Secretary Vilsack was very proud of the beneficial impact of the USDA’s home loan program, which was initially created to assist low and moderate income households in rural areas gain a higher standard of living. This loan program ensures that there are no down-payments on loans and is required to service all those who wish to borrow if they meet the eligibility standards. Sounds too good to be true, right? That’s because it is. Many people are losing their homes to foreclosure in this economic recession and the individuals who have borrowed from the USDA were not shielded from the possibility of losing their homes. In 2011, there were almost 19,000 foreclosures resulting in the loss of $295 million, 2012 saw a loss of $495 million, and the subsequent years have not deviated from the pattern.
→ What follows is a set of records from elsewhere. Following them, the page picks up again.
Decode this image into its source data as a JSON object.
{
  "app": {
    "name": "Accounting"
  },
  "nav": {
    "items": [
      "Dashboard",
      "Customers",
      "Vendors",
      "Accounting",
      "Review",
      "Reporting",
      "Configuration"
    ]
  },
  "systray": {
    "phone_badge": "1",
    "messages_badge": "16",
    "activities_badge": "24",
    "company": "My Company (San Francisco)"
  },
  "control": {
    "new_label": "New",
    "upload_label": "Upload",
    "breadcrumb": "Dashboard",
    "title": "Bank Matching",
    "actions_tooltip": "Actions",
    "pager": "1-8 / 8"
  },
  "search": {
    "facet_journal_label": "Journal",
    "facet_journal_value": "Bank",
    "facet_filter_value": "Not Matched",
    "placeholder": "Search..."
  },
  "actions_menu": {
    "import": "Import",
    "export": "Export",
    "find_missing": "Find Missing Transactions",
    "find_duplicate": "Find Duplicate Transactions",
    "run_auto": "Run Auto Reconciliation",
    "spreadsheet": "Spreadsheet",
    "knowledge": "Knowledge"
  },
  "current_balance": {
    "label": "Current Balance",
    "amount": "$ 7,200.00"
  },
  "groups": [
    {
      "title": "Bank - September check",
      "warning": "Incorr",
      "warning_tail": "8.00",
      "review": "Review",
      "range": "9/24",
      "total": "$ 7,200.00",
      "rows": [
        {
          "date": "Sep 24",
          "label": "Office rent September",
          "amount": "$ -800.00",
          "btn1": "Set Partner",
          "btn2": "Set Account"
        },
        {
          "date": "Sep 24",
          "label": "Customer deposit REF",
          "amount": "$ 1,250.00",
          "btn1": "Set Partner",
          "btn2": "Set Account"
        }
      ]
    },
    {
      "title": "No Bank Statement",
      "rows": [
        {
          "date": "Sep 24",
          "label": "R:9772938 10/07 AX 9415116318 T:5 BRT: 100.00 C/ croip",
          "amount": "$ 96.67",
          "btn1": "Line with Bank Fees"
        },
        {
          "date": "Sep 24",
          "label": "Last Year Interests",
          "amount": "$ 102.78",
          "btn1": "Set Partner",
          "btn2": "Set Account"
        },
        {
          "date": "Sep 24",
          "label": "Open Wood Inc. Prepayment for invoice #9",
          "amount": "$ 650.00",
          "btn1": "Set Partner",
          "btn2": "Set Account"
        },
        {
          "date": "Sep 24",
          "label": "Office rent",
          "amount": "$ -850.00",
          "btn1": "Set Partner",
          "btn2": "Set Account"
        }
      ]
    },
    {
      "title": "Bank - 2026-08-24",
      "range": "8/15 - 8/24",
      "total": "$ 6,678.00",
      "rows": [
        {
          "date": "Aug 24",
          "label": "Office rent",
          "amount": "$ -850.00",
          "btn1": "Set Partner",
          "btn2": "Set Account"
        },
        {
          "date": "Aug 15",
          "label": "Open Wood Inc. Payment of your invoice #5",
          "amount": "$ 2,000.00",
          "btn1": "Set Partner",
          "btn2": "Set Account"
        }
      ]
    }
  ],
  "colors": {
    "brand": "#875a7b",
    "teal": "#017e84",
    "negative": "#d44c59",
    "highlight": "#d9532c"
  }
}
On the same topic of the USDA’s home loan program, there are some serious loopholes that need to be addressed. The program intended to help individuals who were of low to moderate income afford housing in rural areas has doled out individual loan guarantees of $500,000 or more for 100 families or individuals wishing to buy land on some of the most scenic parts of Maui and Kuaui (source). I can understand the justification for assisting in reasonably priced housing, but this sort of spending is completely wasteful.

The USDA has made more mistakes than giving out unconditional and somewhat unregulated loans, most prominently their adamant stand on pushing ethanol-mixed gasoline. $200 million has been spent on the installation of “blended” pumps across America and hundreds of millions more has been spent subsidizing corn for the use of ethanol. While the idea behind having a greener fuel source was good, there are two main fallacies with the USDA’s backing of ethanol. First, from a conservation standpoint, the incentive for farmers to grow corn has pushed them to plow up land that would have remained woodland – habitats for many animals who have lost their homes and has in turn, had a horrible impact on their populations. Secondly, the ethanol-gasoline blend, while being a greener fuel than 100% gasoline, is extremely corrosive to car engines and can become very costly to repair.

Politics on both sides of the aisle is comprised from a series of half-truths. It’s up to you as an engaged citizen to research what your government is telling you to ensure its legitimacy. I would like to clarify that this is not a post that should be taken as an affront to Secretary Vilsack or his department – rather an instance a politician not providing the whole story when delivering their opinions. Again, this post does not represent the opinions of the other bloggers within “Drake in D.C.” or by Drake University.